I replied that it was not obvious to me that there was a solid context — call it a long-term direction if you wish — into which these various thoughts would be fit, and so dealing with each one was, to a greater or lesser extent, a one-off decision. Such a long-term plan flows naturally from the multiple, very consistent visioning exercises and area plans that have been developed over three decades, which emphasize maintaining a sense of community, the importance of open space, ensuring historic continuity while developing the town economically.
In the immediately past several weeks, this newspaper has had articles and comments concerning significant potential expenditures at the rodeo grounds, the need for sidewalks on several downtown streets, extensions to the Yampa River Core Trail, the proposed new police station, long-term traffic concerns on Lincoln Avenue through the downtown part of the city — which come readily to mind. Obviously, the situation hasn’t changed in a decade.

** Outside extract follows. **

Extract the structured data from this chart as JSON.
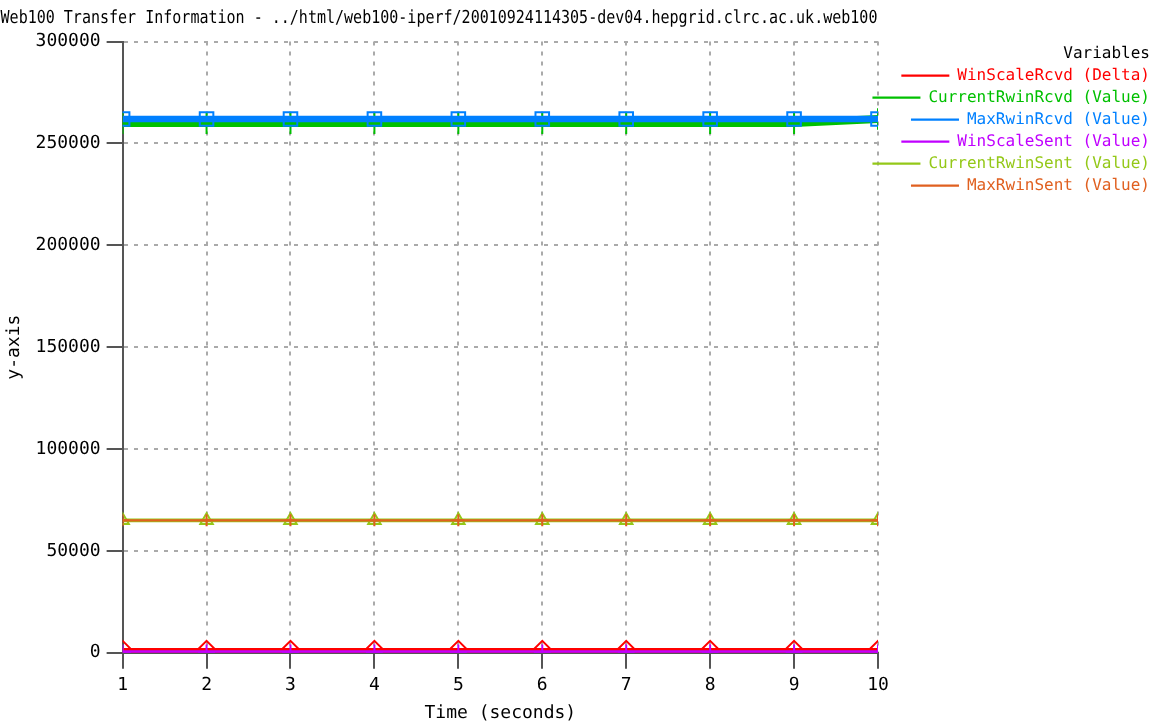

City Council and city administration could, while adhering to Colorado state requirements, prepare multi-year operating and capital budgets, both of which would obviously address in a structured manner, these and other issues that fit the community’s expressed desires. And these could be subdivided, especially the capital budget, into categories such as regulatory requirements, environmental, maintenance and expansion.
Elaboration in this manner would allow not only City Council, but interested parties as well as average citizens, to better understand how our monies are being spent, and if our desires are being met.
On Thursday, Rob Douglas asked “Who is driving city policy?” In my humble opinion, City Council has defaulted, for a very long time, in driving city policy, by not creating a process to force open policy discussions.
A planning and budgeting process that begins with the very broad picture early in the year, and then narrows progressively through three or four stages, to annual budgets and capital spending plans, as outlined above, will go a long way toward “driving policy.” I suggest it is well past time that City Council create such a process.
Clearly, the citizens are asking for it. We are early in the year, City Council, now is the time to begin.